Clarification on Opportunistic with respect to dns://resolver.arpa

[mstojens]

Issue migrated from DEER repo: tfpauly/draft-pauly-adaptive-dns-privacy#163

[mstojens]

magicalo said...

Can you clarify why dns://resolver.arpa would matter in an Opportunistic scenario, or at least in a subset of Opportunistic options.

Couldn't a DNS client simply attempt DoH on the same IP address(es) as Do53 (ideally in parallel)
and if the certificate returned during the DoH exchanges meets the criteria (matching IPs listed in the SAN, cert validation, etc.) then it would simply attempt the upgrade, never having to consider/engage dns://resolver.arpa

Maybe I have misunderstood this section or the role dns://resolver.arpa would play here. Could you clarify please.

[mstojens]

tfpauly said...

The purpose of the SVCB record information in the "opportunistic" scenario is getting extra metadata about the resolvers. This is particularly important or useful for DoH, where the URI path and HTTP authority would not otherwise be known. The client could guess, but it may not be able to form a valid HTTP request.

The DoT ports, etc, could also be different, but that's often less useful.

[mglt]

I apology for re-opening the discussion.

opportunistic discovery for DoT

When a client is advertised a nonpublic IP address for an unencrypted resolver.
The resolver.arpa tells the client if a potential encrypted resolver is available or not and associated parameters - excluding a different IP address.

It seems that DoT in an opportunistic mode doesn't need that resolver.arpa request and that a clientHello is sufficient. If I am not missing anything, some text may describe this and specify that the additional DNS request is only needed for non DoT use cases - i.e. DoH for example.
 
As a  side note, I am wondering if we could define a doh path and why this has not been defined in the DoH spec.

[mstojens]

It seems that DoT in an opportunistic mode doesn't need that resolver.arpa request and that a clientHello is sufficient.
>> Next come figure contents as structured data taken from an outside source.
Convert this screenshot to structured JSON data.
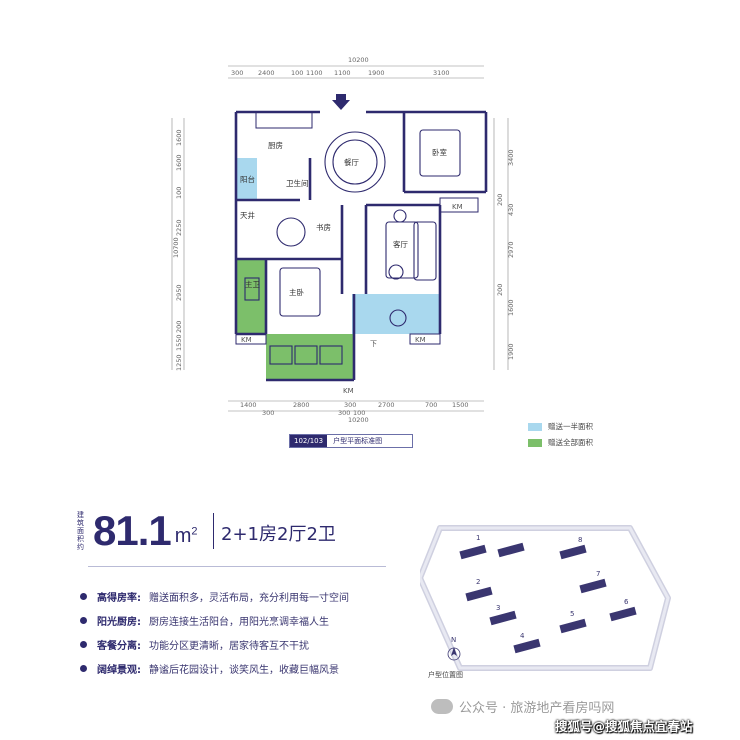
{
  "plan": {
    "overall_width": "10200",
    "overall_height": "10700",
    "top_dims": [
      "300",
      "2400",
      "100",
      "1100",
      "1100",
      "1900",
      "3100"
    ],
    "bottom_dims_row1": [
      "1400",
      "2800",
      "300",
      "2700",
      "700",
      "1500"
    ],
    "bottom_dims_row2": [
      "300",
      "300",
      "100"
    ],
    "left_dims": [
      "1600",
      "1600",
      "100",
      "2250",
      "2950",
      "200",
      "1550",
      "1250"
    ],
    "right_dims_outer": [
      "3400",
      "2970",
      "1600",
      "1900"
    ],
    "right_dims_inner": [
      "200",
      "430",
      "200"
    ],
    "rooms": {
      "kitchen": "厨房",
      "dining": "餐厅",
      "bedroom": "卧室",
      "balcony_small": "阳台",
      "bathroom": "卫生间",
      "skylight": "天井",
      "study": "书房",
      "living": "客厅",
      "master": "主卧",
      "master_bath": "主卫"
    },
    "km_labels": [
      "KM",
      "KM",
      "KM",
      "KM"
    ],
    "down_label": "下"
  },
  "caption": {
    "code": "102/103",
    "text": "户型平面标准图"
  },
  "legend": {
    "half": {
      "label": "赠送一半面积",
      "color": "#a9d8ee"
    },
    "full": {
      "label": "赠送全部面积",
      "color": "#7cbf6a"
    }
  },
  "area": {
    "vertical_label": "建筑面积约",
    "value": "81.1",
    "unit": "m",
    "unit_sup": "2",
    "layout": "2+1房2厅2卫"
  },
  "features": [
    {
      "title": "高得房率:",
      "desc": "赠送面积多，灵活布局，充分利用每一寸空间"
    },
    {
      "title": "阳光厨房:",
      "desc": "厨房连接生活阳台，用阳光烹调幸福人生"
    },
    {
      "title": "客餐分离:",
      "desc": "功能分区更清晰，居家待客互不干扰"
    },
    {
      "title": "阔绰景观:",
      "desc": "静谧后花园设计，谈笑风生，收藏巨幅风景"
    }
  ],
  "siteplan": {
    "label": "户型位置图",
    "north": "N",
    "building_numbers": [
      "1",
      "2",
      "3",
      "4",
      "5",
      "6",
      "7",
      "8"
    ]
  },
  "watermarks": {
    "wechat": "公众号 · 旅游地产看房吗网",
    "sohu": "搜狐号@搜狐焦点宜春站"
  },
  "colors": {
    "brand": "#2e2a6e",
    "wall": "#2e2a6e",
    "green_area": "#7cbf6a",
    "blue_area": "#a9d8ee"
  }
}
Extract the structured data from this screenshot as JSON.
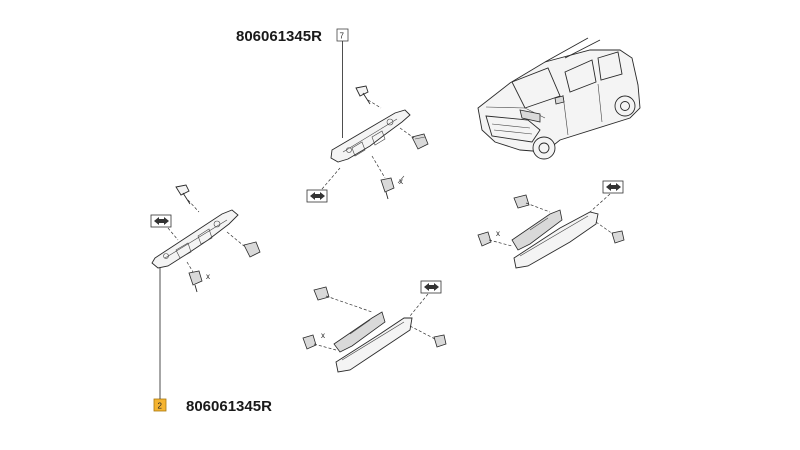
{
  "callouts": {
    "top": {
      "part_number": "806061345R",
      "ref": "7"
    },
    "bottom": {
      "part_number": "806061345R",
      "ref": "2"
    }
  },
  "colors": {
    "highlight_ref": "#f5b431",
    "line": "#2a2a2a"
  }
}
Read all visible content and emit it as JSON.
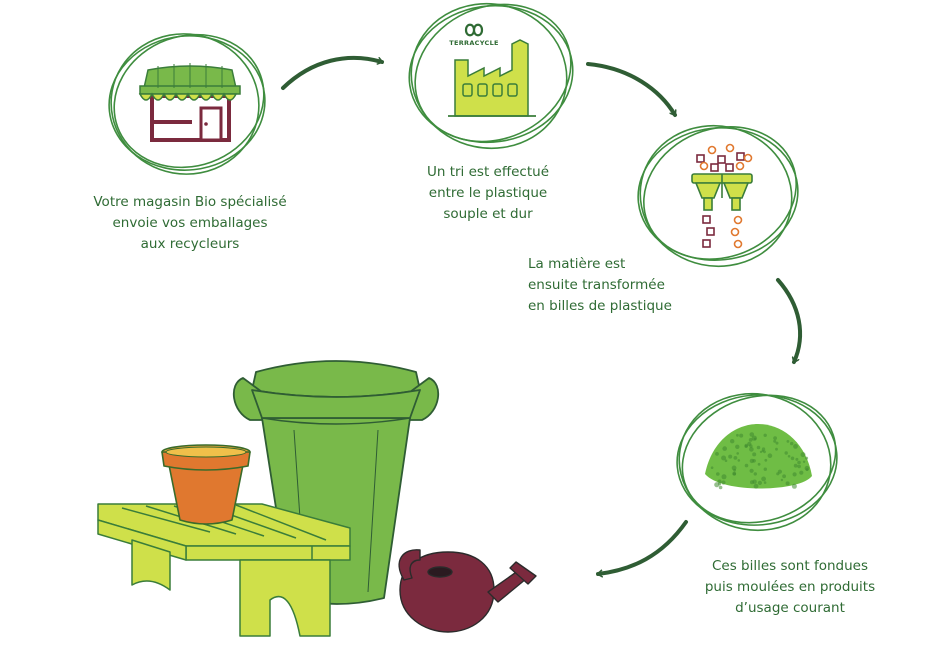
{
  "steps": [
    {
      "lines": [
        "Votre magasin Bio spécialisé",
        "envoie vos emballages",
        "aux recycleurs"
      ]
    },
    {
      "lines": [
        "Un tri est effectué",
        "entre le plastique",
        "souple et dur"
      ]
    },
    {
      "lines": [
        "La matière est",
        "ensuite transformée",
        "en billes de plastique"
      ]
    },
    {
      "lines": [
        "Ces billes sont fondues",
        "puis moulées en produits",
        "d’usage courant"
      ]
    }
  ],
  "logo": {
    "text": "TERRACYCLE"
  },
  "colors": {
    "text_green": "#2f6b34",
    "outline_green": "#3f8d3f",
    "lime": "#cfe04a",
    "bin_green": "#79b94a",
    "pellet_green": "#6fbd45",
    "maroon": "#7b2a3e",
    "pot_orange": "#e0782f"
  },
  "icons": [
    "shop-icon",
    "factory-icon",
    "sorting-machine-icon",
    "pellets-icon",
    "bench-icon",
    "flower-pot-icon",
    "trash-bin-icon",
    "watering-can-icon"
  ]
}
This is correct; however, this guidance helps to standardize an approach instead of leaving that "you can just try it" part unspoken. There is active discussion on this point being requested on the list @mglt so I think you contributing there would be appreciated.

[tfpauly]

I don't see what's different here between our existing text:

Opportunistic Privacy is defined for DoT in Section 4.1 of [RFC7858] as a mode in which clients do not validate the name of the resolver presented in the certificate. A client MAY use information from the SVCB record for "dns://resolver.arpa" with this "opportunistic" approach (not validating the names presented in the SubjectAlternativeName field of the certificate) as long as the IP address of the Encrypted Resolver does not differ from the IP address of the Unencrypted Resolver. This approach can be used for any encrypted DNS protocol that uses TLS.

[mstojens]

Closing this with lack of discussion; the existing text covers how the SVCB record can be used and refers to RFC7858, which itself talks about how to do unauthenticated DoT (which requires no SVCB record).